What is equally comparable to the pangs of hunger and mental deterioration is what happens to the prisoner’s body in the process of extreme deprivation and in some cases, as in the case of Al Qeeq refusal to receive medical treatment as well.
A freed hunger striker, Ayman Sharawneh, originally from Dura, Hebron, but who has been deported to Gaza, spoke about the gradual collapse of one’s body. He went on hunger strike on July 1, 2012, and suspended it on March 17 the following year. He said: “I started to lose my hair, suffered from constant nausea, sharp pain in my guts, threw up … I had an excruciating headache and then I began to suffer from fissures all over my skin and body.”
The decade or more that Sharawneh had spent in an Israeli prison, and months of hunger strike, had taken a toll on his body, which developed permanent ailments, notwithstanding kidney problems.
Was it worth it? Those who were freed insist that it was the best choice, considering the hopeless detention conditions and the unfair Israeli judicial system.
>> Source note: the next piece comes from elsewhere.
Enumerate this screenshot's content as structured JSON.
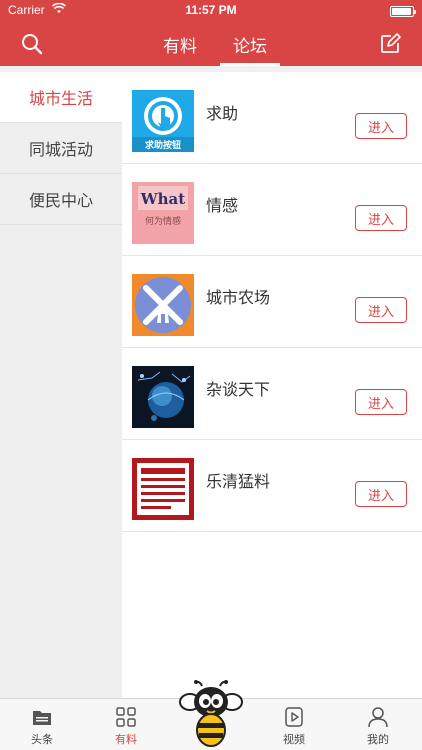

But, Adnan does not see hunger strike as a personal strategy for limited personal gains.
“Mohammad Al Qeeq is not striking for himself,” said Adnan. “He is striking on behalf of all the prisoners,” whose number is estimated by prisoners’ rights group Addameer at nearly 7,000, among whom 670 are held under administrative detention.
According to Adnan, the issue of hunger strikes should not be seen as a battle within Israeli jails, but as part and parcel of the Palestinian people’s fight against military occupation.
The list of well-known Palestinian hunger strikers exceeds Al Qeeq, Adnan, Allan, Sharawneh and Shalabi, and includes many others, not forgetting Samir Issawi, Mahmoud Sarsak, Thaer Halahleh and Bilal Thiab. But what all of these former hunger strikers seem to have in common is their insistence that their battles were never concerned with the freedom of individuals only, but with that of an entire group of desperate, oppressed and outraged people.